The People Leg: Offer Career Moves, Not Lateral Transfers
Regardless of the job, the best people have no need or desire to consider ill-defined lateral transfers. Generic job postings that over-emphasize "must have" skills, experiences and competences are proof of this surplus of talent process design mindset.
Instead, jobs need to be customized to attract top talent based on the person's intrinsic motivators to excel, and the evaluation process must be slowed to demonstrate that these jobs offer true growth. This is comparable to the discovery step in solution selling where buyer and seller develop win-win solutions. As important, the decision criteria used to make an offer and the criteria used by the candidate to accept it must be aligned emphasizing long-term opportunity, not short-term convenience or compensation.
The Process Leg: Think System, Not Duct Tape
Too many hiring processes today are nothing more than a bunch of independent processes duct-taped together to form a so-called hiring process. The result is a hodgepodge of wasted activity rather than a well-tuned hiring machine. For example, at Nashville, I contended that the use of behavioral interviewing exacerbates the problem by focusing too much on avoiding hiring mistakes rather than attracting the best, which requires a mutual respect and discovery process.
I then demonstrated how Performance-based Hiring corrects for this fatal systemic flaw by designing every step in the hiring process based on how top people - both active and passive - look for and change jobs and how they make career hiring decisions.
Walking on All Three Legs: Walk the Talk
If talent is #1, then hiring managers need to be hired, measured and promoted on how well they do!

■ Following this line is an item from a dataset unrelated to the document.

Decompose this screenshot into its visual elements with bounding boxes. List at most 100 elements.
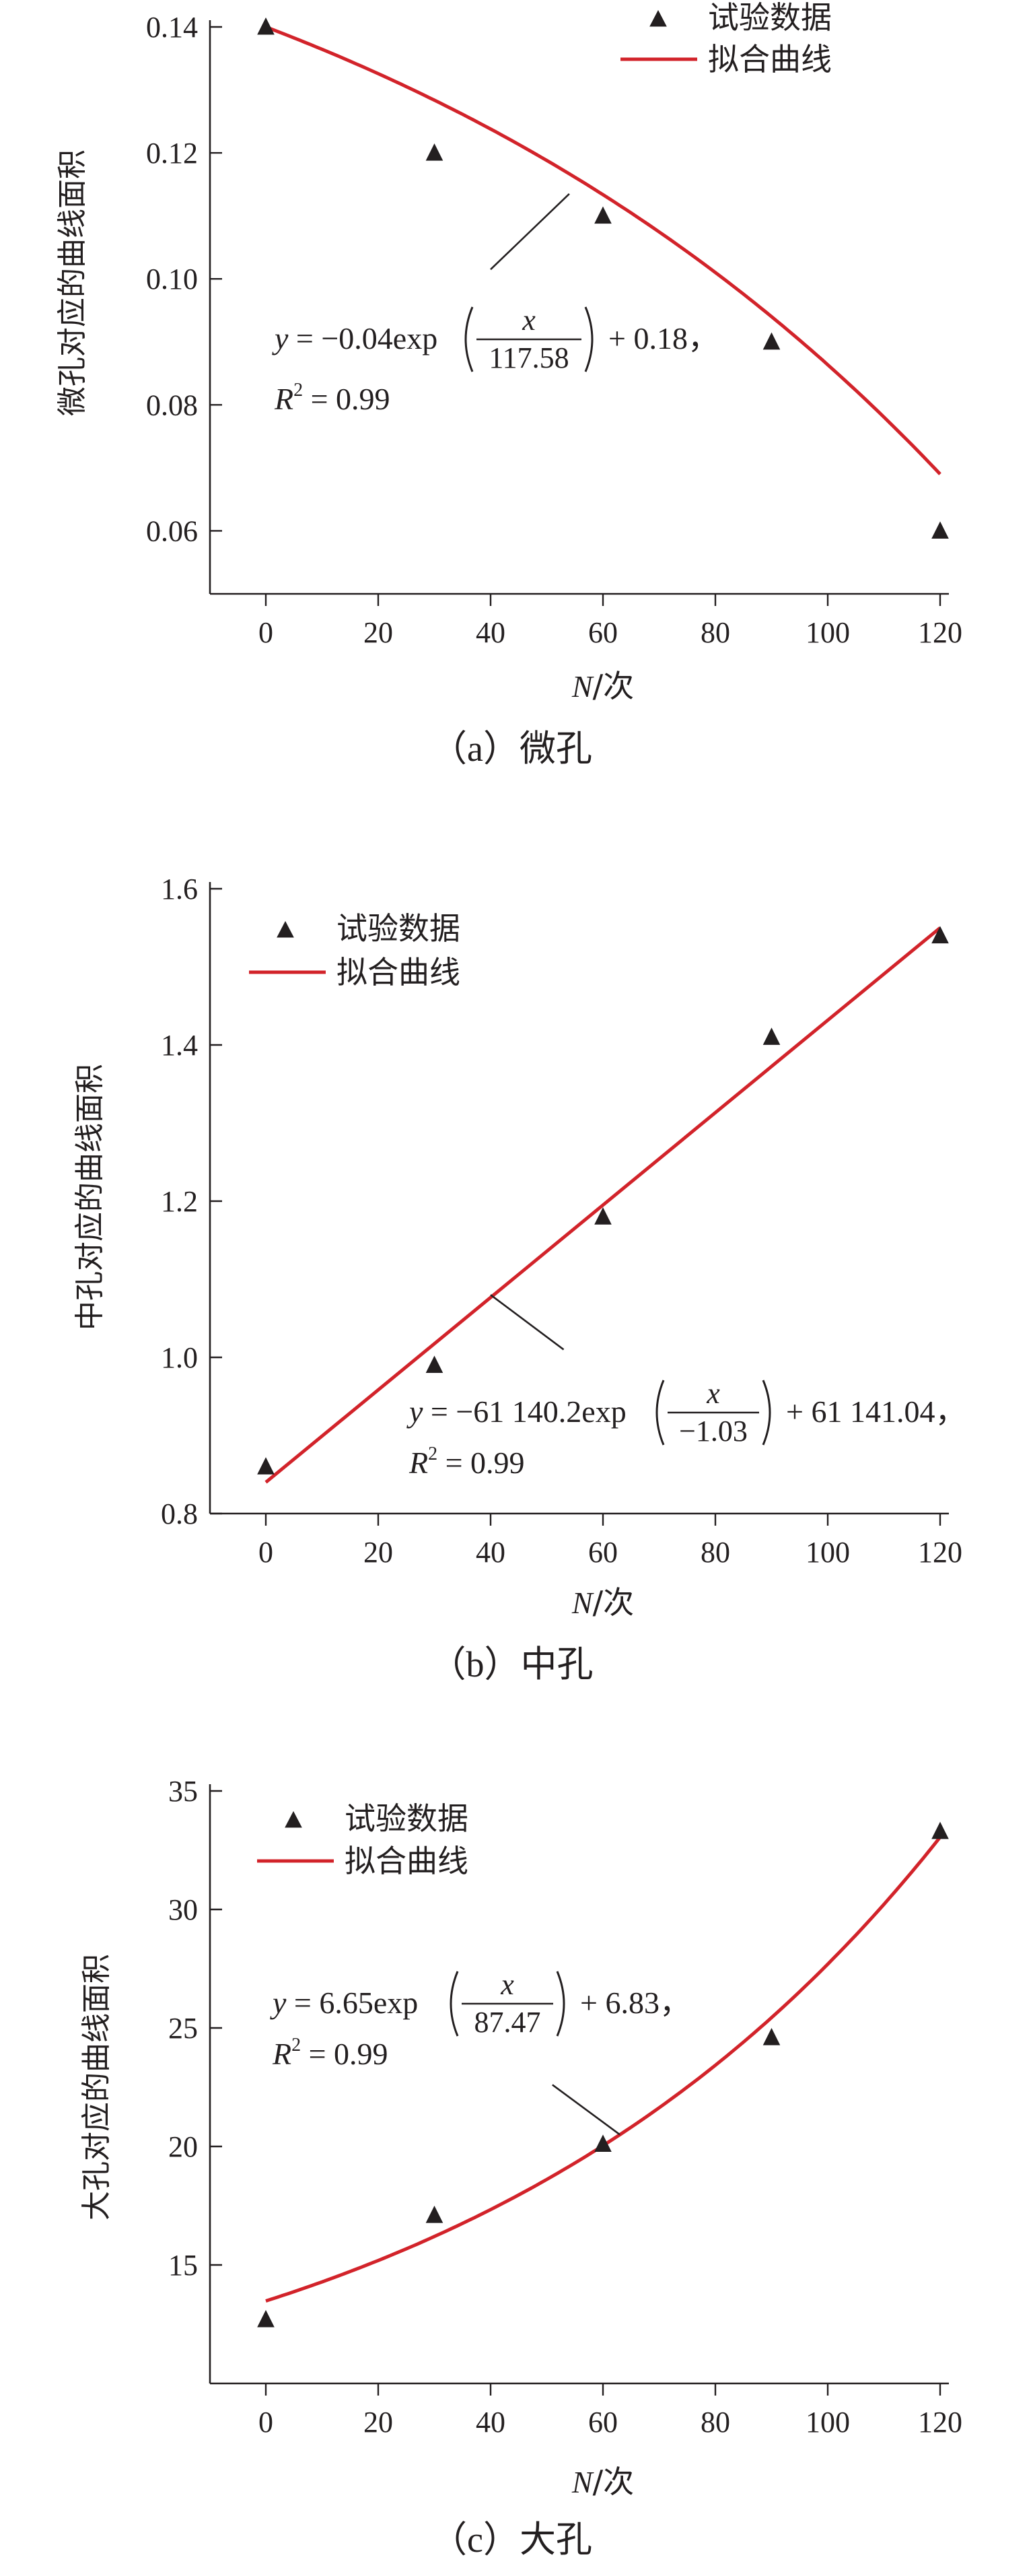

To get started walking this path, try to figure out what you'd do if you were a recruiter or hiring manager or business leader and were only given three shots at hiring someone. I suspect you'd work backwards building some type of three-legged stool. And even if it was a bit off kilter at first, you'd soon figure out what you need to do to eliminate the problem. To get started walking even faster, if the first candidate you meet is not hirable, stop everything and figure out why not, because you only have two attempts left.